De alguma maneira, a imagem galileana do cientista vem desaparecendo da cabeça dos letrados. Em seu lugar, vem se inflando cada vez mais a noção do cientista como o burocrata da Verdade. Bruna Frascolla, para a Gazeta do Povo:
A
palavra “ciência” é capaz de evocar duas imagens completamente
diferentes: uns ouvem “ciência” e pensam numa curiosidade inabalável a
mover o Homem, que não se detém em sua busca por conhecimento nem mesmo
quando está sob a ameaça das chamas da Inquisição. Já outros ouvem
“ciência” e imaginam uma tabela gigante cheia de estatísticas, da qual
os especialistas tiram resposta para tudo. Trocando em miúdos, uns ouvem
“ciência” e pensam em Galileu; outros ouvem “ciência” e pensam num
asséptico burocrata de jaleco. Um tipo especial de burocrata que pode
ser definido como o burocrata da Verdade.
Embora
a maioria dos homens admire a ciência, poucos têm a pretensão de se
considerar cientistas. A maioria prefere cuidar da vida, ao passo que os
cientistas históricos tinham que encantar mecenas para arranjar um
sustento. Este dependia de sua boa vontade – era uma forma de
mendicância.
Por
isso, uma vez que as sociedades aprenderam a apreciar a ciência, o
Estado passou a ocupar o lugar do mecenas.

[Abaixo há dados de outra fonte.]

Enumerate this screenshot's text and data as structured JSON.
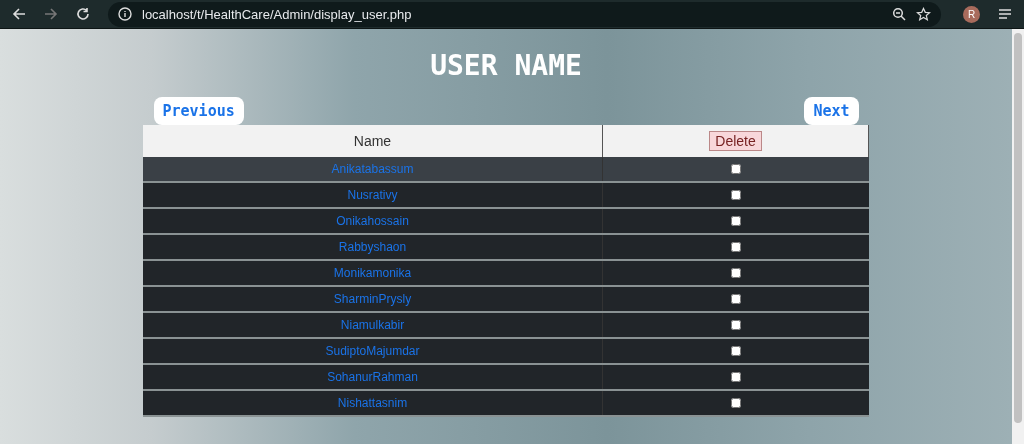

Patrocina cientistas (por
meio de centros de pesquisa) e têm-nos a seu serviço. Nos centros de
pesquisa, em tese, deve haver autonomia intelectual frente ao Estado – e
é a isso que a noção de “autonomia universitária” deveria remeter, e
não à farra de sindicalistas político-partidários que bajulam as
autoridades do Estado com o fito de sugar o máximo do dinheiro dos
impostos com o mínimo de trabalho e responsabilidade.
O
cientista que está a serviço direto do Estado está mais para um
técnico; é responsável por resolver problemas da população. Se o
governante tem um problema crônico de recursos hídricos, não deverá
chamar o Cacique Cobra Coral, senão um grupo incumbido de solucioná-lo
com base em conhecimentos técnicos e científicos.
Idealmente,
um homem como Galileu teria seu lugar na sociedade de hoje em uma
universidade: autônomo, não deveria satisfação a políticos que
porventura não gostassem de suas teorias. Essa autonomia não implicaria
um autismo frente a sociedade, e ele poderia ser chamado para contribuir
com a solução de problemas que estejam em sua alçada.
O burocrata da Verdade
De
alguma maneira, a imagem galileana do cientista vem desaparecendo da
cabeça dos letrados. Em seu lugar, vem se inflando cada vez mais a noção
do cientista como o burocrata da Verdade. A Verdade está pronta e
acabada, os dilemas da liberdade não existem, e qualquer problema humano
pode ser resolvido pela “ciência”. O cientista, ou antes o
especialista, é como que uma pitonisa sem charme a decifrar
números-oráculos e traduzi-los em imperativos para os governados e
governantes: “tem que fazer isso, isso e aquilo”.
O
crescimento do burocrata foi tamanho, que se espalhou pela sociedade
civil. Hoje os cidadãos pagam em privado a essas figuras para se
especializarem dos seus problemas individualíssimos. Quem está infeliz
ou tem filho malcriado deve procurar psicólogos e psiquiatras para
resolverem o problema. Quem está gordo deve procurar um nutricionista
para fazê-lo emagrecer. Quem não arruma namorado, nem conseguiu
emagrecer, deve procurar os especialistas foucaultianos para encontrar
um jeito de culpar os homens, os médicos e o capitalismo, enquanto toma o
Rivotril.
Não
estou dizendo aqui que ninguém deve ir ao psicólogo ou ao
nutricionista: o estranho é as pessoas considerarem de primeira que os
outros devem resolver os seus problemas, em vez de cada um considerar o
próprio bom senso a primeira instância na tentativa de resolver os
próprios problemas. É à passividade que chamo a atenção. Passividade, e
falta de brios.
Mas voltemos ao burocrata da Verdade.
Uma
vez que a Verdade é conhecida, ele pode dividir os humanos em dois
grupos: o que aceitam a Verdade e os que não a aceitam. Como bom
burocrata, ele lida com governados, não com homens dotados de agência e
liberdade. O grupo dos que aceitam a Verdade (ou a “Ciência”, como
dizem) merece ser tutelado qual guaranis dóceis em mãos jesuíticas. Já o
grupo dos que não aceitam a Verdade deve ser enviado para uma fogueira
moral, condenado “obscurantista” e xingado de todos os nomes. E nesse
caso aquele que tiver a postura inquisitiva de Galileu será tratado como
um inquisidor – embora não tenha poder burocrático nenhum!
Uma
concepção de ciência é oposta à outra. Quando a autoridade política
resolve pontificar sobre a verdade, Galileu lhe é essencialmente
insubmisso. E um burocrata é, por definição, autoridade política.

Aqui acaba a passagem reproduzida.